Salix chikungensis

Scientific classification
- Kingdom: Plantae
- Clade: Tracheophytes
- Clade: Angiosperms
- Clade: Eudicots
- Clade: Rosids
- Order: Malpighiales
- Family: Salicaceae
- Genus: Salix
- Species: S. chikungensis
- Binomial name: Salix chikungensis C.K.Schneid.

= Salix chikungensis =

- Genus: Salix
- Species: chikungensis
- Authority: C.K.Schneid.

Plant in the genus of willows

Salix chikungensis is a shrub in the willow genus Salix with tomentose hairy and later balding branches. The leaf blades have lengths of 6 to 8.5 centimeters. The natural range of the species is in China.

==Taxonomy==
Salix chikungensis was described in 1920 by Camillo Karl Schneider.

==Description==
The species has dark brown twigs that are initially tomentose and then bald. The buds are yellowish brown, egg-shaped and glabrous. The leaves have decrepit stipules and a petiole about 8 millimeters long. The leaf blade is elliptical, elliptical-lanceolate, oblong obscure-lanceolate or ovate-lanceolate, 6 to 8.5 inches long and 1.5 to 2 centimeters wide, short acuminate or pointed, with a wedge-shaped to broadly wedge-shaped base and sawn leaf margin. The upper side of the leaf is dull green, initially finely hairy and later balding, the underside is glaucous, initially thickly hairy and silky and also balding.

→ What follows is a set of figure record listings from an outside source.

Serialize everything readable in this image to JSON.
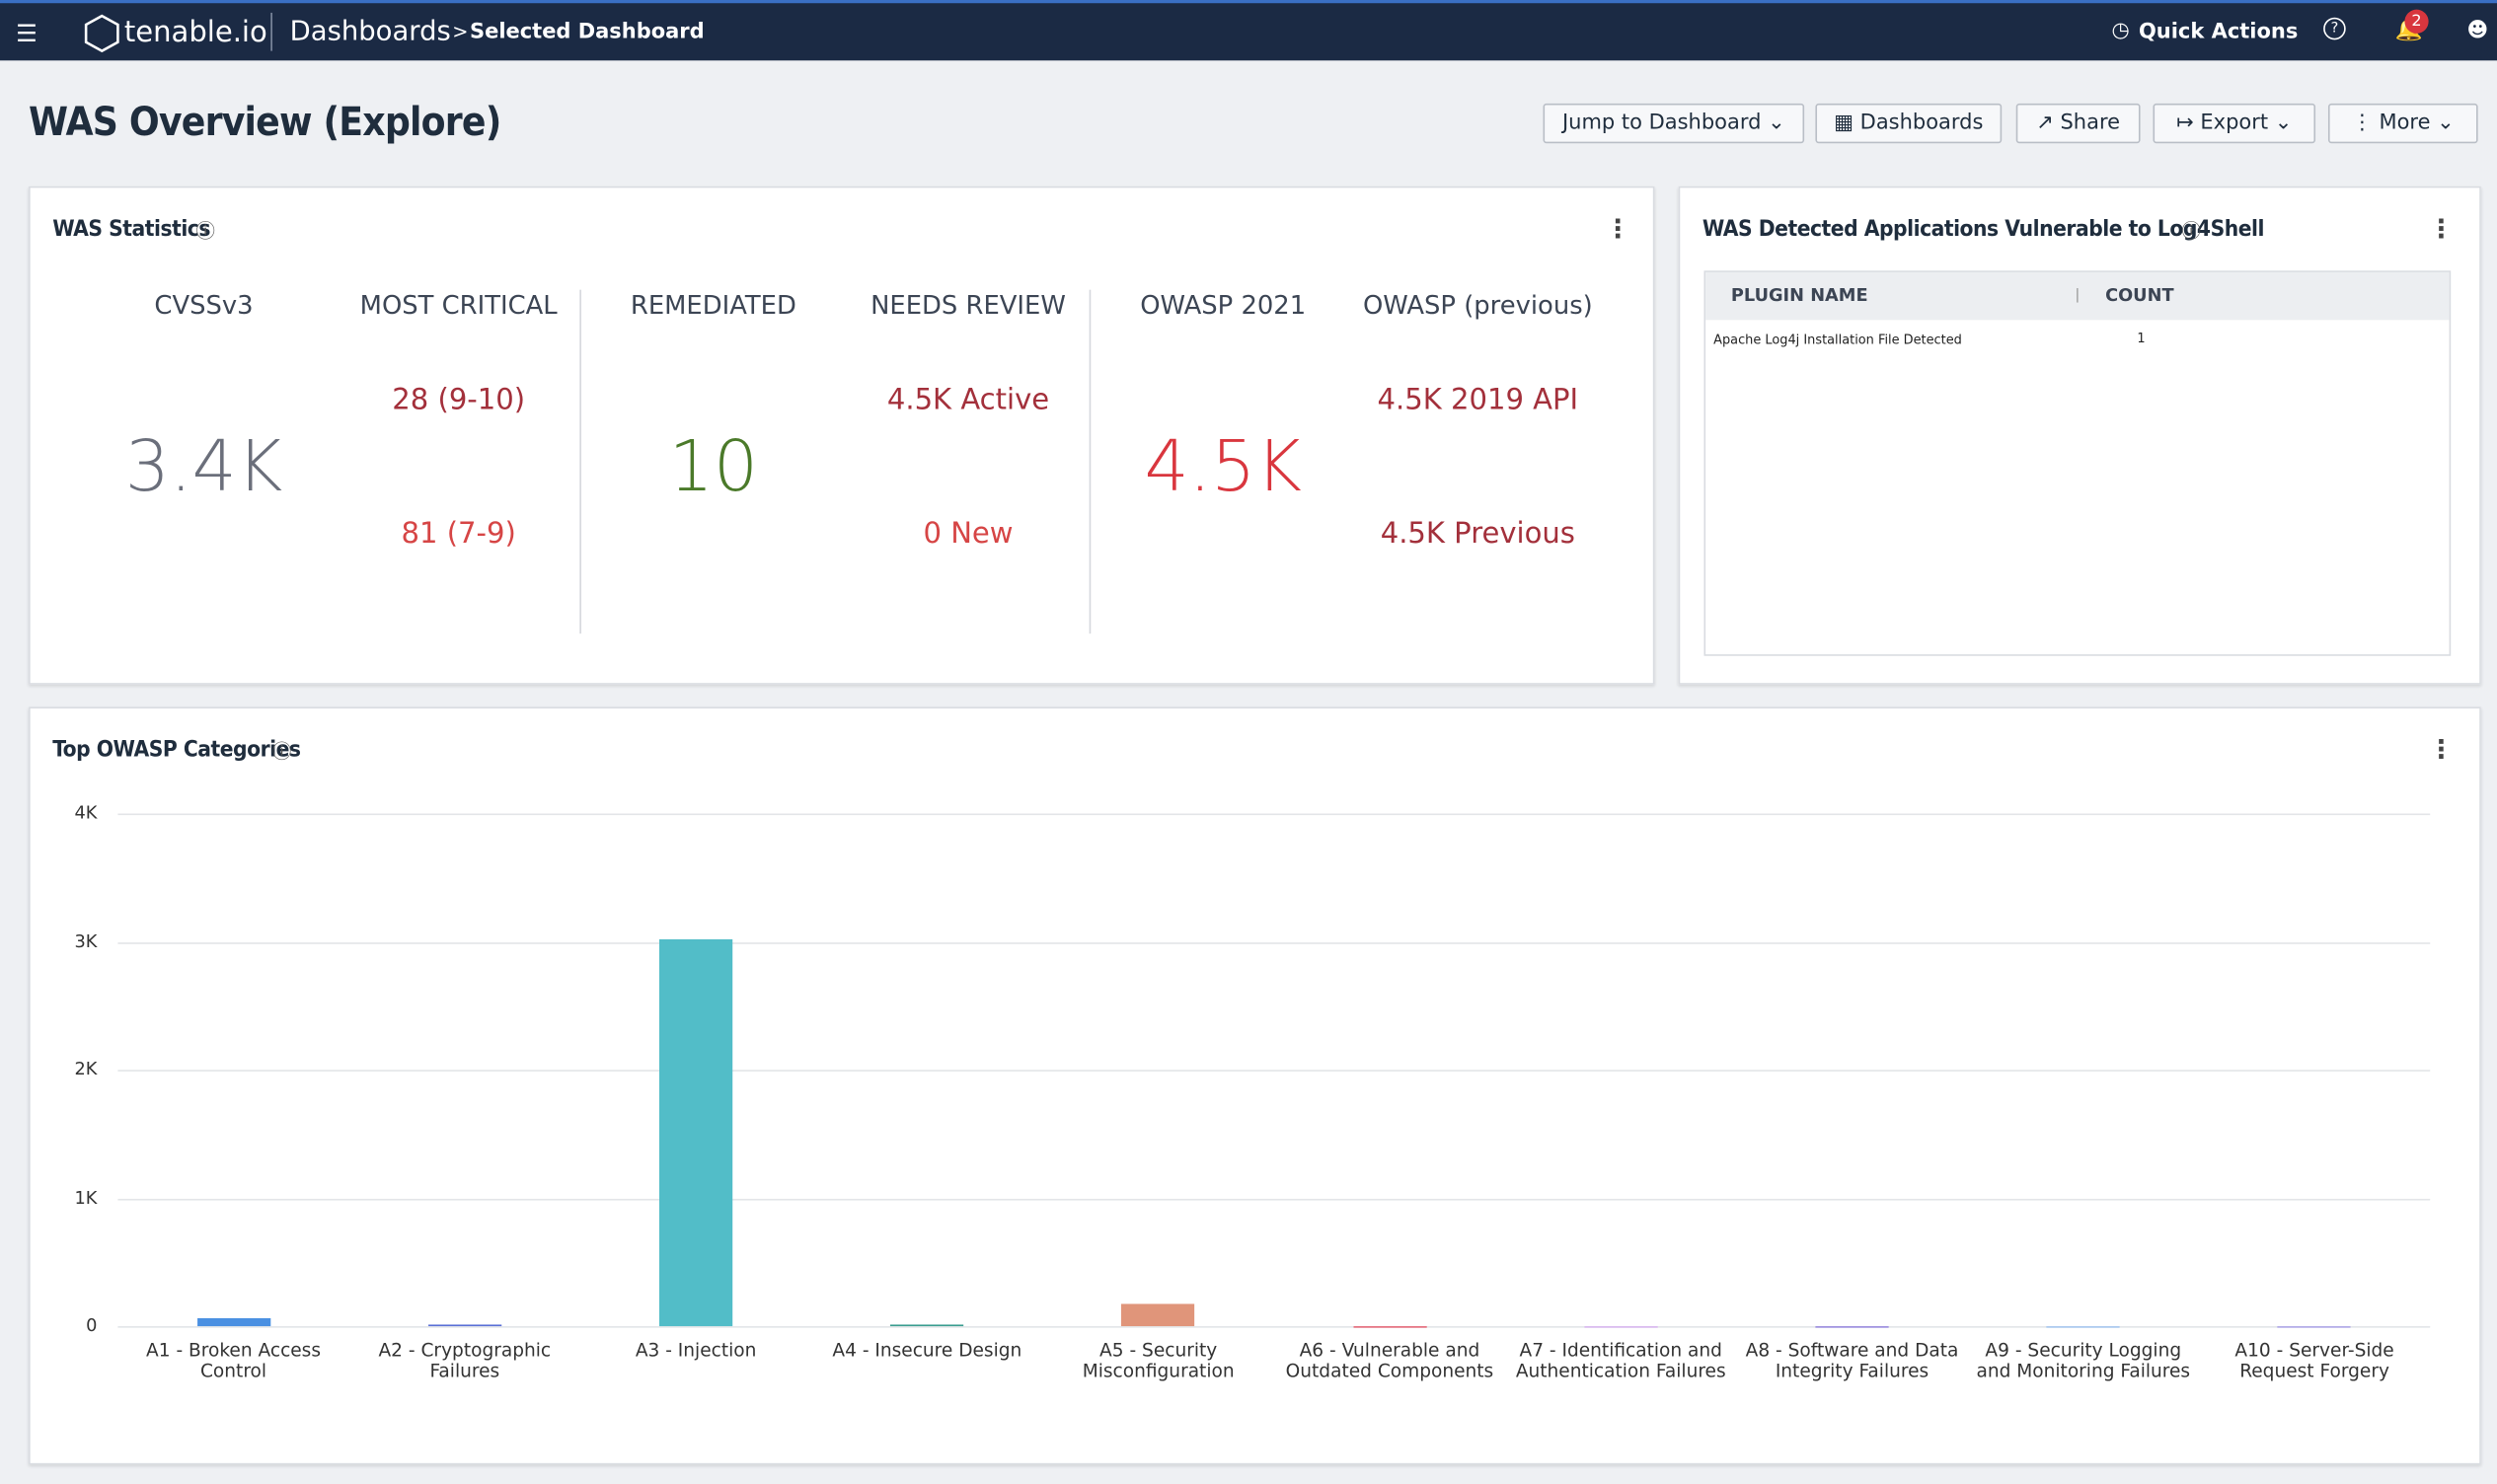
{
  "header": {
    "logo": "tenable.io",
    "section": "Dashboards",
    "page": "Selected Dashboard",
    "quick_actions": "Quick Actions",
    "notifications": "2"
  },
  "page_title": "WAS Overview (Explore)",
  "buttons": [
    "Jump to Dashboard",
    "Dashboards",
    "Share",
    "Export",
    "More"
  ],
  "stats": {
    "title": "WAS Statistics",
    "columns": [
      {
        "label": "CVSSv3",
        "value": "3.4K"
      },
      {
        "label": "MOST CRITICAL",
        "lines": [
          "28 (9-10)",
          "81 (7-9)"
        ]
      },
      {
        "label": "REMEDIATED",
        "value": "10"
      },
      {
        "label": "NEEDS REVIEW",
        "lines": [
          "4.5K Active",
          "0 New"
        ]
      },
      {
        "label": "OWASP 2021",
        "value": "4.5K"
      },
      {
        "label": "OWASP (previous)",
        "lines": [
          "4.5K 2019 API",
          "4.5K Previous"
        ]
      }
    ]
  },
  "log4shell": {
    "title": "WAS Detected Applications Vulnerable to Log4Shell",
    "table": {
      "headers": [
        "PLUGIN NAME",
        "COUNT"
      ],
      "rows": [
        [
          "Apache Log4j Installation File Detected",
          "1"
        ]
      ]
    }
  },
  "chart_data": {
    "type": "bar",
    "title": "Top OWASP Categories",
    "categories": [
      "A1 - Broken Access Control",
      "A2 - Cryptographic Failures",
      "A3 - Injection",
      "A4 - Insecure Design",
      "A5 - Security Misconfiguration",
      "A6 - Vulnerable and Outdated Components",
      "A7 - Identification and Authentication Failures",
      "A8 - Software and Data Integrity Failures",
      "A9 - Security Logging and Monitoring Failures",
      "A10 - Server-Side Request Forgery"
    ],
    "values": [
      60,
      10,
      3020,
      10,
      175,
      5,
      3,
      3,
      3,
      3
    ],
    "colors": [
      "#4a90e2",
      "#5a6fd6",
      "#52bdc8",
      "#3a9d8f",
      "#e0957a",
      "#e66a7a",
      "#d9b8f0",
      "#9c8de0",
      "#a8c8f0",
      "#b0a8e8"
    ],
    "ylim": [
      0,
      4000
    ],
    "yticks": [
      0,
      {
        "value": 1000,
        "label": "1K"
      },
      {
        "value": 2000,
        "label": "2K"
      },
      {
        "value": 3000,
        "label": "3K"
      },
      {
        "value": 4000,
        "label": "4K"
      }
    ],
    "grid": true
  }
}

The male inflorescences are 2.4 to 2.7 centimeters long catkins . The inflorescence stalk is 5 to 6 millimeters long, the inflorescence axis is hairy tomentose. The bracts are brownish, ovate-lanceolate or ovate-oblong, about 2.5 millimeters long, finely hairy on both sides and with a blunt tip. Male flowers have an adaxial and an abaxial nectar gland . The two free stamenshave about 4 millimeters long and downy hairy stamens at the base. Female catkins are few-flowered, cylindrical, thin, 3 to 4 inches long with a diameter of 8 millimeters. The inflorescence stalk is rarely from 2.5, usually 3 to 4 inches long and has three to five leaves. The bracts are brownish, triangular-lanceolate, 1.5 to 2 millimeters long and pointed. The upper side is hairy, the underside almost glabrous or finely hairy at the base. Female flowers have a broadly ovate or blunt adaxial gland and a small abaxial gland. The ovary is 2.3 to 3 millimeters long, glabrous and stalked about 0.5 millimeters long. The stylus and the scar are short. As fruitoval-elliptical capsules are formed. Salix chikungensis blooms in April and May, the fruits ripen from May to June.

==Range==
The natural range is in the Chinese provinces of Henan and Jiangxi. Salix chikungensis grows along rivers at altitudes of 1500 to 2500 meters.

==Literature==
- Wu Zheng-yi, Peter H. Raven (Ed.): Flora of China . Volume 4: Cycadaceae through Fagaceae . Science Press / Missouri Botanical Garden Press, Beijing / St. Louis 1999, ISBN 0-915279-70-3, pp. 181, 184 (English).